Испуганная пани Мюллерова под впечатлением жуткой боевой песни забыла про кофе и, трясясь всем телом, прислушивалась, как бравый солдат Швейк продолжал петь на своей кровати:
С матерью пречистой. Вон — четыре моста.
Выставляй, Пьемонт, посильней форпосты.
Гоп. гоп, гоп!
Закипел тут славный бой у Сольферпно,
кровь лилась потоком, как из бочки винной,
гоп, гоп, гоп!
Кровь из бочки винной, а мяса — фургоны!
Нет, не зря носили ребята погоны.
Гоп, гоп, гоп!
Не робей, ребята! По пятам за вами
едет целый воз, груженный деньгами.
Ген, гоп, гоп!
— Ради бога, сударь, прошу вас! — раздался жалобный голос из кухни, но Швейк допел славную боевую песню до конца:
Целый воз с деньгами, кухня с пшенной кашей.
Ну, в каком полку веселей, чем в нашем?
Гоп, гоп, гоп!
Пани Мюллерова бросилась за доктором. Вернулась она через час, когда Швейк уже дремал.
Толстый господин разбудил его, положив ему руку на лоб, и сказал:
— Не бойтесь, я доктор Павек из Виноград. Дайте вашу руку. Термометр суньте себе под мышку. Так. Покажите язык. Еще. Высуньте язык. Отчего умерли ваши родители?

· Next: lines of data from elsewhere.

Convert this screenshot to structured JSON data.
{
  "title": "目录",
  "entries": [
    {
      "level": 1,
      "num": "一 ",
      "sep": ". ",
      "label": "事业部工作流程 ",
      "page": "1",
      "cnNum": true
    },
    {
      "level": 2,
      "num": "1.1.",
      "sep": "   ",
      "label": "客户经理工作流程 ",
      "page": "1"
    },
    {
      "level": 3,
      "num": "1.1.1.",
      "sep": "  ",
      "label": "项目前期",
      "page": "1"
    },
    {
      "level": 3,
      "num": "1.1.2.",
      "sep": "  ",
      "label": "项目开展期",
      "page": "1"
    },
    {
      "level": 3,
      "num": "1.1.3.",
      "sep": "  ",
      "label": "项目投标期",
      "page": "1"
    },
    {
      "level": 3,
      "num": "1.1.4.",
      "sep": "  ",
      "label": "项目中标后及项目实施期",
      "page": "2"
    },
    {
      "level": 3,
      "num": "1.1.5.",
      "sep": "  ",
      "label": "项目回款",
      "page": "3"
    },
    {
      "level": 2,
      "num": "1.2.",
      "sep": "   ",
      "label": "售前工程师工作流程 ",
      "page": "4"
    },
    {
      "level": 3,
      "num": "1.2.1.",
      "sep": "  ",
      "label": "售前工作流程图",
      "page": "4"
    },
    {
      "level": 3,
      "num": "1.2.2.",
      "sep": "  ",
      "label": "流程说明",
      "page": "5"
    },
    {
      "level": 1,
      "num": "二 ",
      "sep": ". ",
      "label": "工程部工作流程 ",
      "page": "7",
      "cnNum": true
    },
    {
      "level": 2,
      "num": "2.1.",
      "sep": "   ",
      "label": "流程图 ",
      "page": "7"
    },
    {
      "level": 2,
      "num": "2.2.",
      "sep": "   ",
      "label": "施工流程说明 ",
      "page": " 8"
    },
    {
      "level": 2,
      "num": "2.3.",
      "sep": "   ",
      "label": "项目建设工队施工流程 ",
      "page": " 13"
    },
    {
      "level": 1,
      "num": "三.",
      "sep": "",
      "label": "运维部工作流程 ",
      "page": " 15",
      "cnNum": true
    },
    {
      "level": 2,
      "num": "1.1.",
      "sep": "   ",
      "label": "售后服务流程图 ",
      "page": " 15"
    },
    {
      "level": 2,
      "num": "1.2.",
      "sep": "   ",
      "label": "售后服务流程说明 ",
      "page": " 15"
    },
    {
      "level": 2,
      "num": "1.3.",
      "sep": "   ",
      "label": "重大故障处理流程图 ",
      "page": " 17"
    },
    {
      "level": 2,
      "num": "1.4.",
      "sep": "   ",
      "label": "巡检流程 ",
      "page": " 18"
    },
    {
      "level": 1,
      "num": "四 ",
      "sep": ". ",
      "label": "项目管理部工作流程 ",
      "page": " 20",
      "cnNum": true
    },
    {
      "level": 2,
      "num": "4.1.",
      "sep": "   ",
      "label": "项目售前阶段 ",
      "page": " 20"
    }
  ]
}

Итак, в то время как Вена боролась за то, чтобы все народы Австро-Венгрии проявили максимум верности и преданности, доктор Павек прописал Швейку бром против его патриотического энтузиазма и рекомендовал мужественному и честному солдату и не помышлять о военной службе.
— Лежите смирно и не вздумайте волноваться. Завтра я навещу вас.
На другой день доктор пришел опять и осведомился на кухне у пани Мюллеровой, как себя чувствует пациент.